Away from considerations about CX, this merging of the digital and physical can be seen in back-end operations, too. In particular, we’re seeing the emergence of the unified commerce platform – a single piece of software that combines in-store POS and ecommerce in one.

But what exactly does merging POS and ecommerce into a single platform mean for retailers? What are the benefits?

The Shopify Effect

The leading proponent of unified commerce to date is Shopify. Shopify has done much to transform retail. As the first no-code content management system for ecommerce stores, it has over the past 20 years helped millions of small digital vendors get their online businesses off the ground. Nowadays, it’s equally as popular with large enterprise retailers. And it also provides POS solutions to a growing number of businesses worldwide.

Shopify launched its first POS software in 2013, with a major revamp to improve cross-channel integration coming in 2020. And that’s where the unified commerce story really starts.
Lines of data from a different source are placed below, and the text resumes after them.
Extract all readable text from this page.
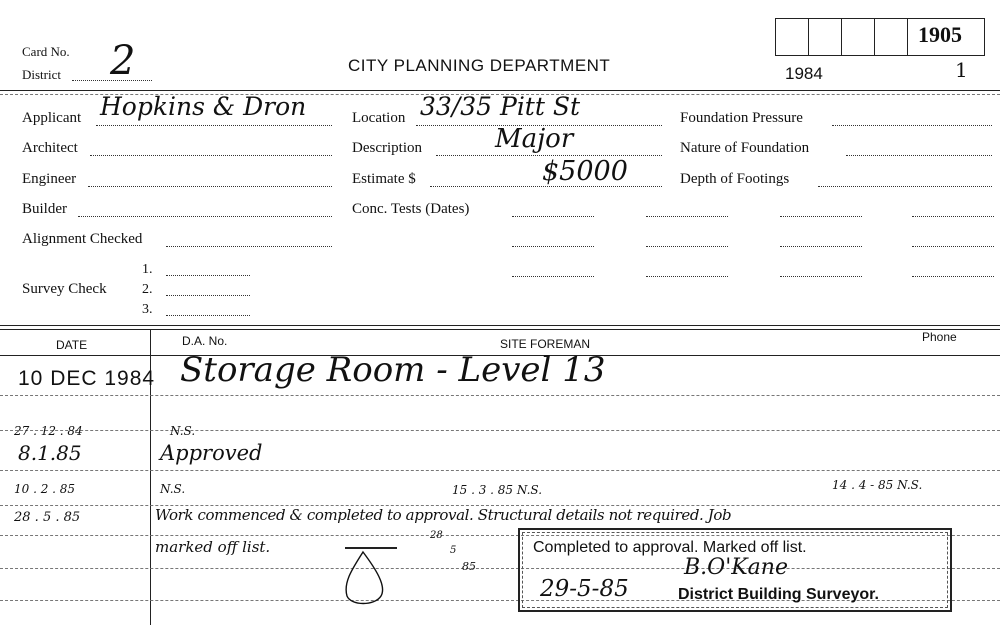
Card No.
District 2	CITY PLANNING DEPARTMENT
1905
1984	1
Applicant Hopkins & Dron
Architect
Engineer
Builder
Alignment Checked
Survey Check
1.
2.
3.
Location 33/35 Pitt St
Description	Major
Estimate $	$5000
Conc. Tests (Dates)
Foundation Pressure
Nature of Foundation
Depth of Footings
DATE	D.A. No.	SITE FOREMAN	Phone
10 DEC 1984 Storage Room - Level 13
27 . 12 . 84	N.S.
8.1.85	Approved
10 . 2 . 85	N.S.	15 . 3 . 85 N.S.	14 . 4 - 85 N.S.
28 . 5 . 85	Work commenced & completed to approval. Structural details not required. Job
marked off list.
28
5
85
Completed to approval. Marked off list.
B.O'Kane
29-5-85	District Building Surveyor.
Shopify rebuilt its POS platform to meet what it saw as the demands of omnichannel retail. Anticipating the convergence of digital and physical, it did something revolutionary – it put all the tools you need for in-store POS and ecommerce in a single platform. And it has continued to pursue the theme of channel convergence ever since. In the last couple of years, it has become a major enabler of social commerce, with plug-and-play checkout and store integrations for Facebook, Instagram, TikTok and Pinterest.

All of this convergence raises some interesting questions. If, as Shopify allows, you run all your channels from a single platform, when do they stop being separate channels at all? That’s the whole point of convergence, after all – a single window, a single inventory, a single customer database, a single payment and accounting platform. When does that become one single unified channel? Are we, in fact, seeing omnichannel being replaced by unichannel – and what does that mean?

A new role for in-store POS?

There’s more than just semantics at stake. Despite the omnichannel concept encouraging retailers to think of all customer touchpoints as equal and do their best to make the connections between them fluid and seamless, they’re still managed as separate entities. But if your web store and physical store are run from the same platform, that’s no longer the case. Yes, they have their own unique characteristics that should be embraced as complimentary strengths. But operationally, what’s the difference? If you have one platform and one set of tools for all, there are fewer barriers to thinking creatively about how they interact and work together. And that opens the door to exciting possibilities.

The most obvious practical benefit is simplification. Converging all your sales channels into a single operating system is just easier. To borrow a phrase from software development, it allows you to ‘build once, deploy everywhere’. One inventory update applies to the whole system. One set of price changes. One promotional run.

From a physical retail perspective, it’s interesting to consider where the seat of control for this unified system might be. To manage content and features on a web store, you need computer access, i.e. via a PC, a laptop, a smartphone etc. But if POS and ecommerce are unified, you bring another touchpoint into the mix. Your in-store POS hardware.

We’ve already seen POS evolve from straightforward transaction processing into a hub for managing all in-store operations. Unified commerce tech brings online operations into the mix, too. You can have staff adding SKUs or updating inventory online as they do so for the store systems. Instead of needing a bespoke interface, you can connect in-store kiosks directly to your digital product catalogue. Staff can post social updates throughout the day, highlighting hot selling items and turning these into targeted online promotions.

For smaller retailers in particular, it removes one of the challenges ecommerce has always posed – duplication of effort, the fact that as soon as you launch an ecommerce operation, you’re running two stores instead of one. Unified commerce platforms erase that duplication. Managing digital and physical channels in tandem is more efficient, it improves oversight across the business, and it makes it easier to create the kind of blended ‘phygital’ experiences customers now expect.

Plus, after years of debate about whether digital commerce will make physical retail obsolete, perhaps the unified commerce trend points in a different direction. Thanks to the convergence of ecommerce and POS, retailers will be able to run their entire empires from their store systems once again. Even if it’s just a case of web stores being managed by staff from the shop floor, it brings ecommerce back into the physical realm.